Confluence publishing requires CI secrets. Add CONFLUENCE_HOST and CONFLUENCE_TOKEN as GitHub Actions secrets in Settings → Secrets and variables → Actions. If this workflow runs in a protected deployment environment, use environment-scoped secrets instead.

If your repository already stores the Confluence URL as CONFLUENCE_URL, map it in job env as CONFLUENCE_HOST: ${{ secrets.CONFLUENCE_URL }}. md2cf does not read CONFLUENCE_URL directly.

CONFLUENCE_HOST should be the full Confluence REST API base URL passed through -o/--host; for Atlassian Cloud, a common shape is https://<your-site>.atlassian.net/wiki/rest/api.

CONFLUENCE_TOKEN matches md2cf's --token (Bearer) path, which is common in Server/Data Center PAT flows. Confluence Cloud often uses CONFLUENCE_USERNAME (Atlassian account email) plus CONFLUENCE_PASSWORD set to an Atlassian API token; see the upstream md2cf README.

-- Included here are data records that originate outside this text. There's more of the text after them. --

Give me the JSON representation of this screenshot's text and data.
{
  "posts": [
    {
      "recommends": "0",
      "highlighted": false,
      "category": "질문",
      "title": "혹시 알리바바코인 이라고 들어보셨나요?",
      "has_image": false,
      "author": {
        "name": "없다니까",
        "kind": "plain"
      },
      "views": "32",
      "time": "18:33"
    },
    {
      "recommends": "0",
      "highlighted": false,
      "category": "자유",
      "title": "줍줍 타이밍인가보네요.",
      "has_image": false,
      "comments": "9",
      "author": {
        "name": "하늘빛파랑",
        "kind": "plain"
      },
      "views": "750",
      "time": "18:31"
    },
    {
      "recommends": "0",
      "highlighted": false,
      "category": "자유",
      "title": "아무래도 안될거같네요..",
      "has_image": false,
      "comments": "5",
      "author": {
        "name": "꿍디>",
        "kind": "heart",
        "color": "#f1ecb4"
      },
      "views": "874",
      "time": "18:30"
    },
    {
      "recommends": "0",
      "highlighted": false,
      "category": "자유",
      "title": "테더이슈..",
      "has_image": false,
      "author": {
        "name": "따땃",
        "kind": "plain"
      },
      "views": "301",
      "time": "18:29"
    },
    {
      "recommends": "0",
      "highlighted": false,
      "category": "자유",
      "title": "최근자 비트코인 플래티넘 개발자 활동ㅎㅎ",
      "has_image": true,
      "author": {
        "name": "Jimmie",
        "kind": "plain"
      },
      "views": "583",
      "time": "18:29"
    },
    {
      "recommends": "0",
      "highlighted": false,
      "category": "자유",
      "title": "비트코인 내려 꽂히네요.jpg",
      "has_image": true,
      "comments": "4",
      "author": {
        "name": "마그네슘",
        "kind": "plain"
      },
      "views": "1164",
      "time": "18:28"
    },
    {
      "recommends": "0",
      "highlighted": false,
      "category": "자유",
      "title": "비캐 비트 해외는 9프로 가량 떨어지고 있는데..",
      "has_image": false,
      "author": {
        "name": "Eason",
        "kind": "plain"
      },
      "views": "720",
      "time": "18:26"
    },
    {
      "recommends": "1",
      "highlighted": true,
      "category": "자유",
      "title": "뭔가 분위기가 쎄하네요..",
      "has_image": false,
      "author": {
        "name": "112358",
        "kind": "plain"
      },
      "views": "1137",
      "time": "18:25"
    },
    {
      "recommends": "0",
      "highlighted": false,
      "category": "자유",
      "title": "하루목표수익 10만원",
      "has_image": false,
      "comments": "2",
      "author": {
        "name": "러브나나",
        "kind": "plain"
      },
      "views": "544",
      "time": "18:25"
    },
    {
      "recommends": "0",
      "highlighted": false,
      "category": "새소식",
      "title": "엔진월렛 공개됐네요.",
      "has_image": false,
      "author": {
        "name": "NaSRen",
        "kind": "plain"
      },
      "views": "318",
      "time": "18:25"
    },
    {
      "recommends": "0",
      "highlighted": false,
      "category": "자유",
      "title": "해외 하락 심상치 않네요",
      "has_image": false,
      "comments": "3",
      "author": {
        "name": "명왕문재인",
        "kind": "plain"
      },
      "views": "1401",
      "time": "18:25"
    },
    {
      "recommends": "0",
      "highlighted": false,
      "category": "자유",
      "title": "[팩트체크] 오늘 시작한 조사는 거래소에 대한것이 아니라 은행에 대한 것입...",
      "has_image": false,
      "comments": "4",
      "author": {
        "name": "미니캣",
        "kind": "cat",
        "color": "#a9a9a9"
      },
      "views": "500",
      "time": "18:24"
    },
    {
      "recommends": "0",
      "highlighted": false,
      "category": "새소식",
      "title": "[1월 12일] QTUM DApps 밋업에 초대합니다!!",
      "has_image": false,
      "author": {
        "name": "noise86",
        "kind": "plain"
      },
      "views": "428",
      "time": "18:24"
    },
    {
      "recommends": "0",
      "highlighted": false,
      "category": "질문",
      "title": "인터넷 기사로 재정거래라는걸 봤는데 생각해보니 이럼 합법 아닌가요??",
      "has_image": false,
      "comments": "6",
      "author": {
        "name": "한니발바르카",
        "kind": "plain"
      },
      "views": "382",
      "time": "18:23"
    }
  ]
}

The identity behind your secret must be able to create and update pages in the target Confluence space. Replace TEAM with a real space key, and replace Project Docs with a visible --parent-title; wrong values often appear in CI as permission or not-found errors.

Example 4: Running Python package installation tests

name: Python Package Installation Tests
on: [push]
jobs:
  install-test:
    runs-on: ubuntu-latest
    steps:
    - uses: actions/checkout@v4
    - uses: prefix-dev/setup-pixi@v0.8.10
    - name: Install Package
      run: pixi run install-test
    - name: Verify Installation
      run: pixi run verify-install

This example assumes the install-test and verify-install tasks are defined in pixi.toml or pyproject.toml.